ASSIGNMENT OF ERROR NO. III The trial court commited [sic] an error of law by imposing aconsecutive sentence.

{¶ 41} In his final assignment of error, Lawhorn asserts that the trial court erred by imposing consecutive eleven-month sentences, for an aggregate term of twenty-two months. Lawhorn asserts that the trial court merely recited the statutory factors, without setting forth reasons in support of its conclusions.

{¶ 42} In reviewing a felony sentence, an "appellate court may increase, reduce, or otherwise modify a sentence that is appealed under this section or may vacate the sentence and remand the matter to the sentencing court for resentencing" if it finds, by clear and convincing evidence, that the record does not support the sentencing court's findings or is otherwise contrary to law. See R.C. 2953.08(G)(2). Moreover, the trial court is in the best position to make the fact-intensive evaluations required by the sentencing statutes as the trial court has the best opportunity to examine the demeanor of the defendant and evaluate the impact of the crime on the victim and society. State v.Martin (1999), 136 Ohio App. 3d 355, 361.

{¶ 43} Before consecutive sentences may be imposed, the trial court is required to make several findings in accordance with R.C. 2929.14 and R.C. 2929.19. First, the sentencing court must find that consecutive sentences are "necessary to protect the public" or to "punish the offender." R.C. 2929.14(E)(4). Second, the court must find that consecutive sentences are "not disproportionate to the seriousness of the offender's conduct and to the danger he poses to the public." Id.

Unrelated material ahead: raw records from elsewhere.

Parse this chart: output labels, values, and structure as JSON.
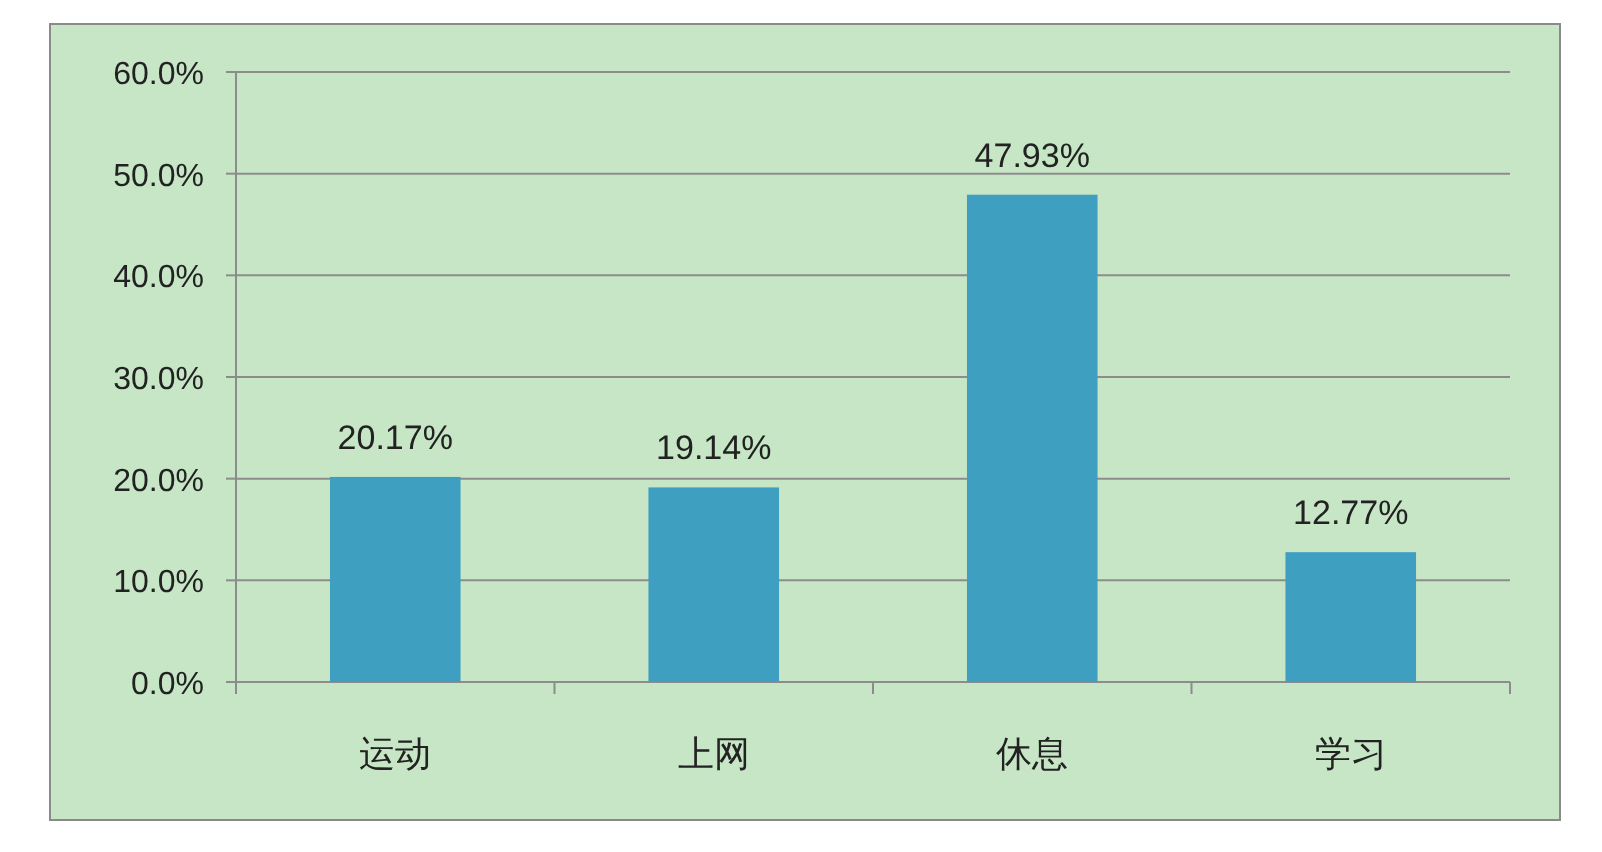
{
  "chart_data": {
    "type": "bar",
    "categories": [
      "运动",
      "上网",
      "休息",
      "学习"
    ],
    "values": [
      20.17,
      19.14,
      47.93,
      12.77
    ],
    "value_labels": [
      "20.17%",
      "19.14%",
      "47.93%",
      "12.77%"
    ],
    "color": "#3f9fc1",
    "ylim": [
      0,
      60
    ],
    "yticks": [
      {
        "value": 0,
        "label": "0.0%"
      },
      {
        "value": 10,
        "label": "10.0%"
      },
      {
        "value": 20,
        "label": "20.0%"
      },
      {
        "value": 30,
        "label": "30.0%"
      },
      {
        "value": 40,
        "label": "40.0%"
      },
      {
        "value": 50,
        "label": "50.0%"
      },
      {
        "value": 60,
        "label": "60.0%"
      }
    ],
    "grid": "y"
  }
}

Finally, the trial court must find the existence of one of the three following circumstances:

(a) the offender committed one or more of the multipleoffenses while the offender was awaiting trial or sentencing* * * or was under post-release control for a prior offense; (b) * * * the harm caused by * * * the multiple offenses wasso great or unusual that no single prison term for any of theoffenses committed as part of a single course of conductadequately reflects the seriousness of the offender's conduct;

(c) the offender's history of criminal conduct demonstratesthat consecutive sentences are necessary to protect the publicfrom future crime by the offender. R.C. 2929.14(E)(4).

{¶ 44} In addition to these findings, the trial court must give its reasons for imposing consecutive sentences. See R.C.2929.19(B)(2)(c). Therefore, the trial court must not only make the required findings under R.C. 2929.14(E)(4), but must also substantiate those findings, on the record, by "identifying specific reasons supporting the imposition of consecutive sentences." State v. Brice (March 29, 2000), 4th Dist. No. 99CA24.

{¶ 45} Lawhorn does not dispute that the trial court made the required findings. However, Lawhorn argues that the findings were not supported by adequate reasons. Therefore, we will limit our review to this issue.

{¶ 46} At sentencing, the trial court discussed Lawhorn's lengthy prior criminal history, which included a prior conviction for breaking and entering, and determined that he was likely to commit future crime. Moreover, the trial court noted that Lawhorn failed to take responsibility for his actions, noting that Lawhorn "continues to deny his involvement although the jury has convicted him of all of these offenses." The trial court also stated that it was significant that Lawhorn committed the Lockie theft while he was out on bond from the Moore theft.

{¶ 47} After review, we find that the trial court substantiated its findings with adequate reasons, including Lawhorn's criminal history and his commission of one offense while out on a recognizance bond for another offense. Therefore, we do not find the trial court erred in ordering Lawhorn's two sentences be served consecutively.

{¶ 48} Lawhorn's third assignment of error is overruled.

{¶ 49} Having found no error prejudicial to appellant herein, in the particulars assigned and argued, we affirm the judgments of the trial court.

Judgments Affirmed. Bryant and Shaw, J.J., concur.

1 The value of Moore's loss was later determined to be approximately $4702.11.

2 The Lockies' loss was later determined to be approximately $5,968.13.